A meek and modest tropical fish seller Shamoto (Mitsuru Fukkoshi) is the father to his precocious daughter Mitsuko (Hikari Kajiwara) and husband to his second wife (Megumi Kagurazaka), between whom tensions simmer as she quietly loathes her motherly surrogate. After she is caught shoplifting Shamoto rushes to her aid with his wife in tow, only to find that a exuberant businessman named Mr. Muratu (Japanese character actor Denden) who also runs a tropical fish store has already secured her pardon. At first glance this new friend is everything that Shamoto is not  – confident, charismatic and wealthy - his business operating on a more grandiose level where he employs rehabilitated teen waifs and strays, and soon Mitsuko has a stabilising responsibility in the organisation.  This veneer however is all a cover for Denden’s real intentions and motivations, he is a psychopath whom with his similarly deranged wife (Asuka Kurosawa) enjoys murdering and robbing local businessmen, making  Samoto a reluctant accomplice in their grisly crimes and most disturbingly the liquidation of the inconvenient corpses that soon litter Mr. Muratu’s activities.

Unflinching and unconscionable, Cold Fish is a black comedy with an obsidian pitch, a queer balancing act of outrageous humor and fathomless gore. Sly religious icons clutter the screen and the fetishistic fascination of Sono’s previous work is apparent, all wrapped up in an atypical analysis of madness and neurosis that he excels at. Although it doesn’t equal the numbing run time of Sono’s previous film – Love Exposure ran for a gruelling four hours, Cold Fish comes in at two and a half – the film does not feel laboured or lurched as it brusquely moves toward its shocking termination. Denden is ostentatiously the films hero, driving the meek Shamoto to fulfil his masculine obligations that are enforced by society, to conform to the status quo and control his distant wife and rebellious daughter.

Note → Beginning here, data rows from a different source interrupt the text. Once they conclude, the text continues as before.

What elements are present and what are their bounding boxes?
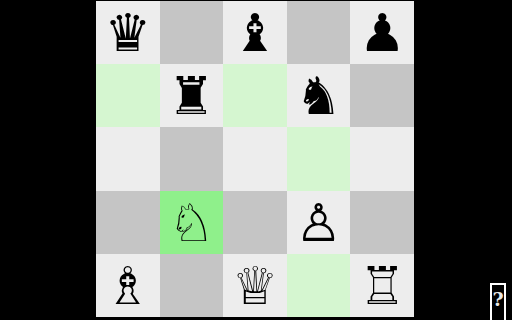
piece-white-knight: ♘ xyxy=(168,191,215,254)
square-e3[interactable] xyxy=(350,127,414,190)
square-b1[interactable] xyxy=(160,254,224,317)
square-c2[interactable] xyxy=(223,191,287,254)
piece-white-bishop: ♗ xyxy=(104,254,151,317)
square-d5[interactable] xyxy=(287,1,351,64)
square-d1[interactable] xyxy=(287,254,351,317)
app-background: ♛♝♟♜♞♘♙♗♕♖ ? xyxy=(0,0,512,320)
piece-black-knight: ♞ xyxy=(295,64,342,127)
help-button[interactable]: ? xyxy=(490,283,506,320)
square-e2[interactable] xyxy=(350,191,414,254)
square-b5[interactable] xyxy=(160,1,224,64)
piece-black-bishop: ♝ xyxy=(232,1,279,64)
square-b3[interactable] xyxy=(160,127,224,190)
question-mark-icon: ? xyxy=(492,288,503,310)
square-e4[interactable] xyxy=(350,64,414,127)
square-c4[interactable] xyxy=(223,64,287,127)
chess-board: ♛♝♟♜♞♘♙♗♕♖ xyxy=(96,1,414,317)
square-c5[interactable]: ♝ xyxy=(223,1,287,64)
piece-white-queen: ♕ xyxy=(232,254,279,317)
piece-white-rook: ♖ xyxy=(359,254,406,317)
piece-white-pawn: ♙ xyxy=(295,191,342,254)
square-c1[interactable]: ♕ xyxy=(223,254,287,317)
square-e5[interactable]: ♟ xyxy=(350,1,414,64)
square-d2[interactable]: ♙ xyxy=(287,191,351,254)
square-c3[interactable] xyxy=(223,127,287,190)
piece-black-queen: ♛ xyxy=(104,1,151,64)
square-b4[interactable]: ♜ xyxy=(160,64,224,127)
square-a1[interactable]: ♗ xyxy=(96,254,160,317)
square-a3[interactable] xyxy=(96,127,160,190)
square-a5[interactable]: ♛ xyxy=(96,1,160,64)
piece-black-rook: ♜ xyxy=(168,64,215,127)
piece-black-pawn: ♟ xyxy=(359,1,406,64)
square-a4[interactable] xyxy=(96,64,160,127)
square-e1[interactable]: ♖ xyxy=(350,254,414,317)
square-b2[interactable]: ♘ xyxy=(160,191,224,254)
square-d4[interactable]: ♞ xyxy=(287,64,351,127)
square-a2[interactable] xyxy=(96,191,160,254)
square-d3[interactable] xyxy=(287,127,351,190)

In its last half hour the film descends into a charnel house carnival with a typhoon of sloppy, gelatine intestines bursting across the screen, a crimson detritus that will provoke gasps and laughs in equal measure. Controversial yet controlled, Cold Fish is a fine example of challenging world cinema, with a planned adaption of the book Lords Of Chaos in the works Sono is proving to be an exceptional talent to watch.